Jannik Sinner hat nach mehreren Niederlagen in Folge seinen ersten Sieg auf dem Rasenplatz errungen. Der Südtiroler Tennisspieler ist von einem alles andere als positiven Moment zurückgekehrt, arbeitet aber im Hinblick auf die Zukunft an wichtigen körperlichen und taktischen Veränderungen.

Unter diesem Gesichtspunkt sind die jüngsten Veränderungen im technischen Personal und die Ankunft von Supercoach Darren Cahill, dem ehemaligen Trainer von Legenden wie André Agassi und Lleyton Hewitt, sehr wichtig.

Der Italiener gewann in vier Sätzen gegen den Schweizer Stan Wawrinka, der sich auf diesem Oberfläche ebenfalls nicht besonders wohl fühlt. Nach zwei hart umkämpften Sätzen zog Jannik davon, wuchs über sich hinaus, nutzte die Schwächephase seines Gegners aus und zog in die zweite Runde ein.

Ein Sieg, der zwar keine Punkte wert ist, da dieses Turnier bekanntlich keine Punkte für Tennisspieler liefert (nach dem Streit zwischen ATP und Organisatoren für russische und weißrussische Tennisspieler), aber sicherlich Zuversicht im Hinblick auf die nächsten Herausforderungen gibt.

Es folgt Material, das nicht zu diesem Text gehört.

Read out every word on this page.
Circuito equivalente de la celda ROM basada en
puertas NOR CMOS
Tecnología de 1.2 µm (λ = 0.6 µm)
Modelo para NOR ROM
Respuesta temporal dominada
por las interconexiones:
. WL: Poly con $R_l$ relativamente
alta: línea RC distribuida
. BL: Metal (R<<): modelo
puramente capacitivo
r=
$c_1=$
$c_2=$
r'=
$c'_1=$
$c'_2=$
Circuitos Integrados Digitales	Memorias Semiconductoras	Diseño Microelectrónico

Sinner trifft auf den Sieger der Match zwischen dem Deutschen Altmaier und dem Schweden Ymer, die heute fortgesetzt wird. Im Moment liegt der Schwede zwei Sätze vorne.

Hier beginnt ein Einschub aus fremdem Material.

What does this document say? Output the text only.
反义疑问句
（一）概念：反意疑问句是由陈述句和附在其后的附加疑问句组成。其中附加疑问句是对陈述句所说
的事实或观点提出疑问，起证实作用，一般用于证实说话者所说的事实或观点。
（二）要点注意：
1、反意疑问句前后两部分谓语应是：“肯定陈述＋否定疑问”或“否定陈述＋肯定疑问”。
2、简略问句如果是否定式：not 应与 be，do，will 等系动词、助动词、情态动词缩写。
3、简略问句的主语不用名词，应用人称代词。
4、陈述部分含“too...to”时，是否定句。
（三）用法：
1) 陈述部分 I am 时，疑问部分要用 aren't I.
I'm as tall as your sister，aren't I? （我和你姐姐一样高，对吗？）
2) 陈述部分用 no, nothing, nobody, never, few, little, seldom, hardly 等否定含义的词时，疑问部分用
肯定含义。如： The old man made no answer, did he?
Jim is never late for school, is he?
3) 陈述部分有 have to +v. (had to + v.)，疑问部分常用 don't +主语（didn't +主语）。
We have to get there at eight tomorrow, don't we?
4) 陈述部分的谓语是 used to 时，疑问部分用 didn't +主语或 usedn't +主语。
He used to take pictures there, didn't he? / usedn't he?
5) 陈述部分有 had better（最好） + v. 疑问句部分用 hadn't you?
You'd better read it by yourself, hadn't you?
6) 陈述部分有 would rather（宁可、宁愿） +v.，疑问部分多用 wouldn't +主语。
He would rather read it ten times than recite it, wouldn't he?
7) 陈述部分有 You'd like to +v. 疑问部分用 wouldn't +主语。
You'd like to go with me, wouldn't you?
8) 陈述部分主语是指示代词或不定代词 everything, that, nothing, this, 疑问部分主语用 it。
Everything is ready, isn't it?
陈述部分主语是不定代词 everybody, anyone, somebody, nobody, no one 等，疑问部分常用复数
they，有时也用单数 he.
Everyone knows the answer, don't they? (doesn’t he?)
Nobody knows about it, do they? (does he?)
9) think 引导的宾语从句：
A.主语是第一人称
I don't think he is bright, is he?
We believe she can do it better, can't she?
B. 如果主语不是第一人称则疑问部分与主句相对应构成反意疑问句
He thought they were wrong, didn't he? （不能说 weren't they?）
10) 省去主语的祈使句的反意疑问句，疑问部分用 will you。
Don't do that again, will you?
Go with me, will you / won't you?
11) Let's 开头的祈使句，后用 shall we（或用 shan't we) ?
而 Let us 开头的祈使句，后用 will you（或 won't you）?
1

Die Worte von Jannik Sinner auf der Pressekonferenz

Die italienische Nummer eins und neue Nummer 10 der Welt (dies wird die aktualisierte Rangliste nach Wimbledon sein) sprach auf der Pressekonferenz und zeigte sich recht zufrieden mit dem Match.

Hier sind seine Worte: "Wir haben in Eastbourne viel gearbeitet, viele Stunden auf dem Platz, und ich bin glücklich über den Sieg gegen Wawrinka. Ich hoffe, dass dieser Erfolg mir mehr Selbstvertrauen gibt, um diesen Bereich voranzubringen.

Die Einstellung auf dem Platz ist grundlegend, ich habe auch versucht, ein bisschen ans Netz zu gehen, ich habe den Slice benutzt und ich bringe neue Dinge in mein Spiel und ich denke, das ist letztendlich das Wichtigste." 2022 ist für Jannik Sinner bisher sehr unglücklich verlaufen: Der Italiener hatte auch dank der Anzeigetafel interessante Möglichkeiten, konnte sie aber aufgrund körperlicher Probleme nicht nutzen.

Die letzte offensichtlich verpasste Chance betrifft das Rückzug im Achtelfinale von Roland Garros gegen den Russen Andrey Rublev.